One of the reasons it’s difficult to tell if the comedy was entirely intentional here is that it largely comes across in the performances. Keanu Reeves has a bewildering way of balancing between overacting & underacting, with no measured sense of middle ground, that plays so damn weird when he’s given enough space to chew scenery. In Knock Knock, he reaches Nic Cage levels of distracting performance, a one man camp spectacle that often feels as if he’s making fun of his own lines instead of trying to sell them. There’s an obvious humor to his delivery of lines like, “Wowww, chocolate with sprinkles!,” “Do you kids want to live in a box?,” and “It was free pizza!,” but they’re far from Keanu’s only amusing line readings. Something about the way he says things like, “What’s the point of this?!,” “I’m a good person. I made a mistake,” and “I’m an architect, so I believe that things happen by your own design,” points directly back to how hacky & corny the script is on a fundamental level, to the point where the film plays more like sketch comedy than erotic thriller. Actors Ana de Armas and Lorenza Izzo have an obvious blast playing Reeves’s seductors/tormentors, but even their over-the-top, childlike exuberance somehow can’t match the strangely inhuman way he quietly delivers his lines. Knock Knock truly is Reeves’s Wicker Man (2006) or his Vampire’s Kiss. It’s just waiting to be picked apart and cut down to YouTube memery.

The only question I have is exactly how much Roth was participating in the humor of this film. Knock Knock features a female-on-male rape, raises questions about childhood sexual abuse & incest, and indulges in the exact modes of life-threatening violence you’d expect from a self-serious home invasion exploitation piece, so it’s tempting to believe the director meant for his audience to take the film at face value. However, there’s just as much evidence to the contrary onscreen. Besides Roth’s prankster past & the joke plainly hinted at in Knock Knock‘s title, there’s a visual play to the movie that matched Reeves’s weirdo comedy energy, particularly in the way the frame lingers on details like the Hollywood sign & strategically-placed portraits of its protagonist’s family.

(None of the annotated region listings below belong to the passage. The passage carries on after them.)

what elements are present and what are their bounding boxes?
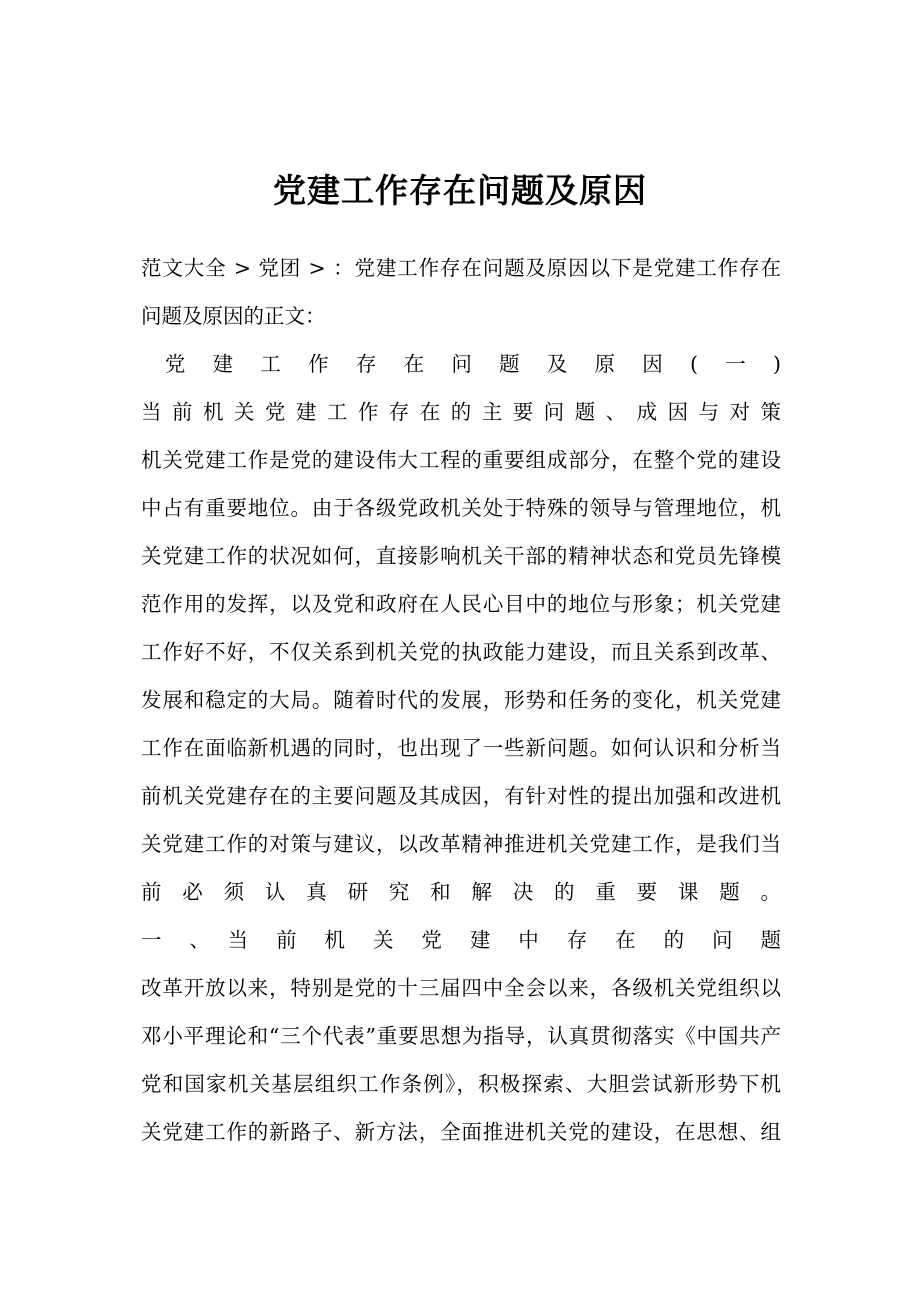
body-line: 党和国家机关基层组织工作条例》，积极探索、大胆尝试新形势下机	[141, 1072, 781, 1096]
body-line: 问题及原因的正文：	[141, 304, 326, 328]
body-line: 范作用的发挥，以及党和政府在人民心目中的地位与形象；机关党建	[141, 592, 781, 616]
body-line: 关党建工作的对策与建议，以改革精神推进机关党建工作，是我们当	[141, 832, 781, 856]
body-line: 范文大全 > 党团 > ：党建工作存在问题及原因以下是党建工作存在	[141, 256, 781, 280]
body-line: 当 前 机 关 党 建 工 作 存 在 的 主 要 问 题 、 成 因 与 对 策	[141, 400, 781, 424]
body-line: 中占有重要地位。由于各级党政机关处于特殊的领导与管理地位，机	[141, 496, 781, 520]
body-line: 党 建 工 作 存 在 问 题 及 原 因 ( 一 )	[141, 352, 781, 376]
body-line: 前机关党建存在的主要问题及其成因，有针对性的提出加强和改进机	[141, 784, 781, 808]
body-line: 改革开放以来，特别是党的十三届四中全会以来，各级机关党组织以	[141, 976, 781, 1000]
document-body	[141, 244, 781, 1156]
document-title: 党建工作存在问题及原因	[273, 171, 647, 210]
body-line: 关党建工作的新路子、新方法，全面推进机关党的建设，在思想、组	[141, 1120, 781, 1144]
body-line: 邓小平理论和“三个代表”重要思想为指导，认真贯彻落实《中国共产	[141, 1024, 781, 1048]
body-line: 工作在面临新机遇的同时，也出现了一些新问题。如何认识和分析当	[141, 736, 781, 760]
body-line: 机关党建工作是党的建设伟大工程的重要组成部分，在整个党的建设	[141, 448, 781, 472]
body-line: 发展和稳定的大局。随着时代的发展，形势和任务的变化，机关党建	[141, 688, 781, 712]
body-line: 一 、 当 前 机 关 党 建 中 存 在 的 问 题	[141, 928, 781, 952]
body-line: 关党建工作的状况如何，直接影响机关干部的精神状态和党员先锋模	[141, 544, 781, 568]
body-line: 工作好不好，不仅关系到机关党的执政能力建设，而且关系到改革、	[141, 640, 781, 664]
body-line: 前 必 须 认 真 研 究 和 解 决 的 重 要 课 题 。	[141, 880, 781, 904]
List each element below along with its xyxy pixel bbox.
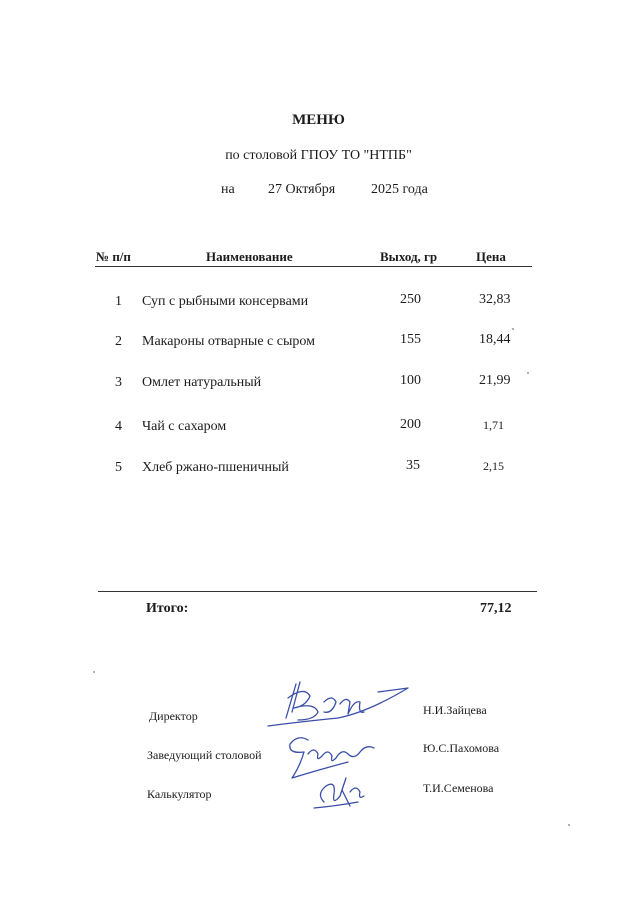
director-signature-mark [258, 672, 418, 732]
signature-name-calculator: Т.И.Семенова [423, 781, 494, 795]
total-label: Итого: [146, 601, 189, 616]
header-rule [95, 266, 532, 267]
date-prefix: на [221, 182, 235, 197]
signature-role-director: Директор [149, 709, 198, 723]
total-value: 77,12 [480, 601, 512, 616]
total-rule [98, 591, 537, 592]
row-yield: 100 [400, 373, 421, 388]
date-day-month: 27 Октября [268, 182, 336, 197]
document-subtitle: по столовой ГПОУ ТО "НТПБ" [225, 148, 412, 163]
row-number: 5 [115, 460, 122, 475]
row-number: 4 [115, 419, 122, 434]
header-price: Цена [476, 249, 506, 264]
row-name: Суп с рыбными консервами [142, 294, 309, 309]
row-number: 2 [115, 334, 122, 349]
date-year: 2025 года [371, 182, 428, 197]
scan-speck [93, 671, 95, 673]
scan-speck [568, 824, 570, 826]
signature-name-director: Н.И.Зайцева [423, 703, 487, 717]
header-number: № п/п [96, 249, 131, 264]
header-yield: Выход, гр [380, 249, 438, 264]
document-title: МЕНЮ [292, 112, 345, 128]
row-price: 1,71 [483, 418, 504, 432]
row-yield: 35 [406, 458, 420, 473]
signature-role-calculator: Калькулятор [147, 787, 212, 801]
scan-speck [527, 372, 529, 374]
row-price: 18,44 [479, 332, 511, 347]
row-yield: 200 [400, 417, 421, 432]
scan-speck [512, 328, 514, 330]
signature-role-canteen-head: Заведующий столовой [147, 748, 262, 762]
row-number: 1 [115, 294, 122, 309]
row-yield: 155 [400, 332, 421, 347]
row-name: Макароны отварные с сыром [142, 334, 315, 349]
row-name: Чай с сахаром [142, 419, 227, 434]
signature-name-canteen-head: Ю.С.Пахомова [423, 741, 500, 755]
row-name: Хлеб ржано-пшеничный [142, 460, 289, 475]
row-name: Омлет натуральный [142, 375, 262, 390]
header-name: Наименование [206, 249, 293, 264]
row-price: 2,15 [483, 459, 504, 473]
row-price: 21,99 [479, 373, 511, 388]
row-price: 32,83 [479, 292, 511, 307]
calculator-signature-mark [306, 766, 376, 814]
row-number: 3 [115, 375, 122, 390]
row-yield: 250 [400, 292, 421, 307]
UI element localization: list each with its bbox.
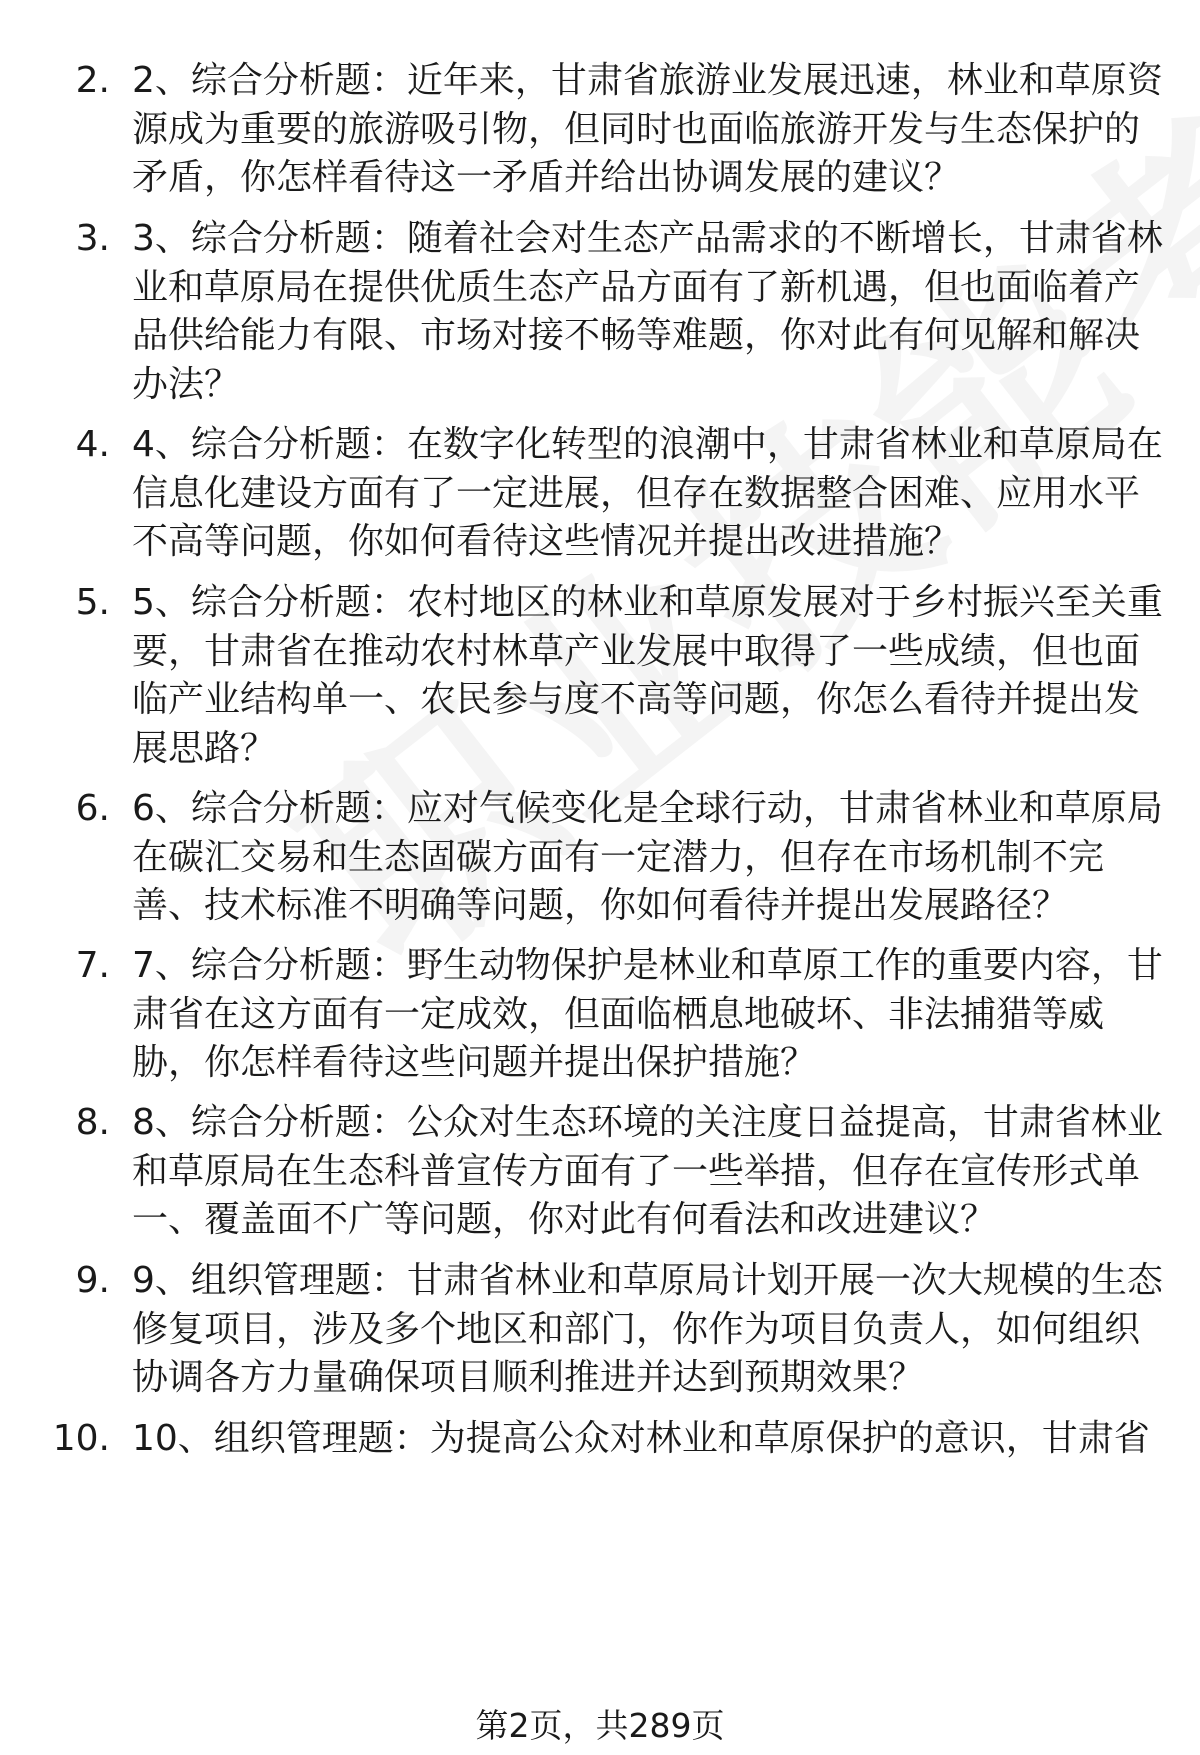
item-text: 9、组织管理题：甘肃省林业和草原局计划开展一次大规模的生态修复项目，涉及多个地区和部门，你作为项目负责人，如何组织协调各方力量确保项目顺利推进并达到预期效果？ (132, 1260, 1163, 1398)
item-number: 3. (75, 218, 110, 259)
item-text: 3、综合分析题：随着社会对生态产品需求的不断增长，甘肃省林业和草原局在提供优质生态产品方面有了新机遇，但也面临着产品供给能力有限、市场对接不畅等难题，你对此有何见解和解决办法？ (132, 218, 1163, 405)
item-text: 5、综合分析题：农村地区的林业和草原发展对于乡村振兴至关重要，甘肃省在推动农村林草产业发展中取得了一些成绩，但也面临产业结构单一、农民参与度不高等问题，你怎么看待并提出发展思路？ (132, 582, 1163, 769)
page-footer: 第2页，共289页 (475, 1706, 725, 1745)
item-text: 10、组织管理题：为提高公众对林业和草原保护的意识，甘肃省 (132, 1418, 1150, 1459)
item-number: 8. (75, 1102, 110, 1143)
item-number: 9. (75, 1260, 110, 1301)
item-text: 4、综合分析题：在数字化转型的浪潮中，甘肃省林业和草原局在信息化建设方面有了一定进展，但存在数据整合困难、应用水平不高等问题，你如何看待这些情况并提出改进措施？ (132, 424, 1163, 562)
item-number: 4. (75, 424, 110, 465)
item-number: 6. (75, 788, 110, 829)
item-text: 7、综合分析题：野生动物保护是林业和草原工作的重要内容，甘肃省在这方面有一定成效，但面临栖息地破坏、非法捕猎等威胁，你怎样看待这些问题并提出保护措施？ (132, 945, 1163, 1083)
item-text: 8、综合分析题：公众对生态环境的关注度日益提高，甘肃省林业和草原局在生态科普宣传方面有了一些举措，但存在宣传形式单一、覆盖面不广等问题，你对此有何看法和改进建议？ (132, 1102, 1163, 1240)
item-number: 5. (75, 582, 110, 623)
item-number: 7. (75, 945, 110, 986)
item-number: 2. (75, 60, 110, 101)
item-text: 6、综合分析题：应对气候变化是全球行动，甘肃省林业和草原局在碳汇交易和生态固碳方面有一定潜力，但存在市场机制不完善、技术标准不明确等问题，你如何看待并提出发展路径？ (132, 788, 1163, 926)
item-number: 10. (52, 1418, 110, 1459)
item-text: 2、综合分析题：近年来，甘肃省旅游业发展迅速，林业和草原资源成为重要的旅游吸引物，但同时也面临旅游开发与生态保护的矛盾，你怎样看待这一矛盾并给出协调发展的建议？ (132, 60, 1163, 198)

If Knock Knock were meant to play as a straightforward thriller about predatory sexuality & the dangers of infidelity, I’d say it was a thorough misfire. As a nasty comedy overflowing with pointless nihilism & memorably campy performances, however, the film resonates a consistent success. I may not know enough about Eli Roth to decidedly say where this film falls on that divide, but I can honestly report that it amused me for the entirety of its runtime, which was a lot more payoff than what I expected to take away from this one.